Deep decarbonisation pathways create more jobs than the reference pathway. Green industries are simply more labour-intensive than brown industries. Therefore, there is a net job gain as workers shift away from fossil fuel jobs to green energy jobs. Additionally, there is a substantial induced job effect when GDP growth is faster and more robust. For example, more people work in retail industries, for the government sector, and in personal services. Getting started early is important to avoiding stranded workers and their families. If India has multiple decades to plan for the transition, it can be done smoothly through retirements and gradual reskilling. However, abrupt changes will make it difficult to move millions of workers from one set of jobs to another. Moreover, careful planning is also required to avoid geographic dislocations, since the hydrocarbon economy is typically in rural areas while new green jobs might primarily be created in urban areas. Alternative livelihoods must be established now so that the children of today’s workers do not also go into the hydrocarbon economy.

India’s Decisive Decade

Today, India can leapfrog the traditional farm-to-factory development model and go straight from farm to the Green Frontier. The next decade will be decisive in establishing its development pathway: Is India going to race to the Green Frontier or is it going to be relegated to a global laggard? To get to the Green Frontier, India must commit in a legally binding manner to the target of net zero by mid-century. This will ensure that investors and entrepreneurs understand clearly that a green transformation will be required and that this is the overall direction for the country. Moreover, India’s global partners will then likely provide full support through technology transfers, preferential market access, blended capital, and helping it avoid punitive carbon import duties. After a net zero goal is declared, the right policies—for renewables, electric mobility, carbon trading systems, and carbon taxes—must be implemented in the next few years. By moving quickly, policy and market bottlenecks can be avoided. Investments will also be lower now than in the future, when the transition will become more abrupt and disjointed. Starting early will allow businesses more time to plan and prepare. Today’s brown assets can also be fully utilised and then retired. If India waits to move later, it will run the risk of significant stranded assets and massive debt write-offs. The time for policy action is now. No country has achieved sustainability and prosperity simultaneously. Developed countries first became prosperous and are now moving towards a more sustainable economy. Against this backdrop, India’s green development will be truly unique. In the next decade, the country must leapfrog traditional development models and bring sustainable prosperity to its people. By undertaking the largest green transformation in the world, India will usher in a zero-carbon, inclusive development model. Download the PDF of the report here.

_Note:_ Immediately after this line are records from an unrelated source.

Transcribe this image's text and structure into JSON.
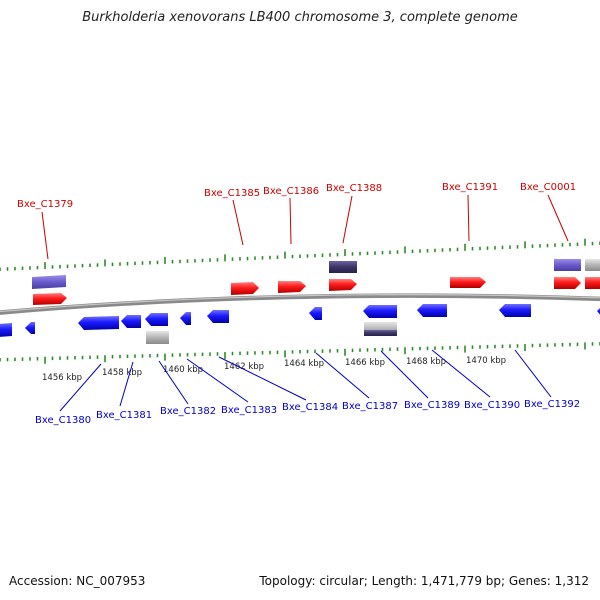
{
  "title": "Burkholderia xenovorans LB400 chromosome 3, complete genome",
  "footer": {
    "accession": "Accession: NC_007953",
    "summary": "Topology: circular; Length: 1,471,779 bp; Genes: 1,312"
  },
  "colors": {
    "backbone": "#909090",
    "tick": "#2e8b2e",
    "forward_gene": "#ff0000",
    "reverse_gene": "#0000ff",
    "upper_label": "#cc0000",
    "lower_label": "#0000cc",
    "feature_purple": "#6a5acd",
    "feature_dark": "#3c3566",
    "feature_gray": "#a8a8a8"
  },
  "scale_labels": [
    "1456 kbp",
    "1458 kbp",
    "1460 kbp",
    "1462 kbp",
    "1464 kbp",
    "1466 kbp",
    "1468 kbp",
    "1470 kbp"
  ],
  "upper_gene_labels": [
    "Bxe_C1379",
    "Bxe_C1385",
    "Bxe_C1386",
    "Bxe_C1388",
    "Bxe_C1391",
    "Bxe_C0001"
  ],
  "lower_gene_labels": [
    "Bxe_C1380",
    "Bxe_C1381",
    "Bxe_C1382",
    "Bxe_C1383",
    "Bxe_C1384",
    "Bxe_C1387",
    "Bxe_C1389",
    "Bxe_C1390",
    "Bxe_C1392"
  ]
}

These modelling studies incorporate India’s goal to install 450 gigawatts of renewable energy by 2030 and all the other green policies announced to date. These are completely independent efforts utilising some of the most sophisticated models in the world to study these issues. No other modelling groups appear to have built, tested, or utilised such models to evaluate the economic and health impacts of different decarbonisation pathways for India. Over US$150 billion per year of fossil fuels including crude oil, coal, and natural gas are imported every year by India. These modelling studies have not evaluated any reduction in agricultural emissions (which account for about 1 billion tonnes on annual carbon-equivalent emissions).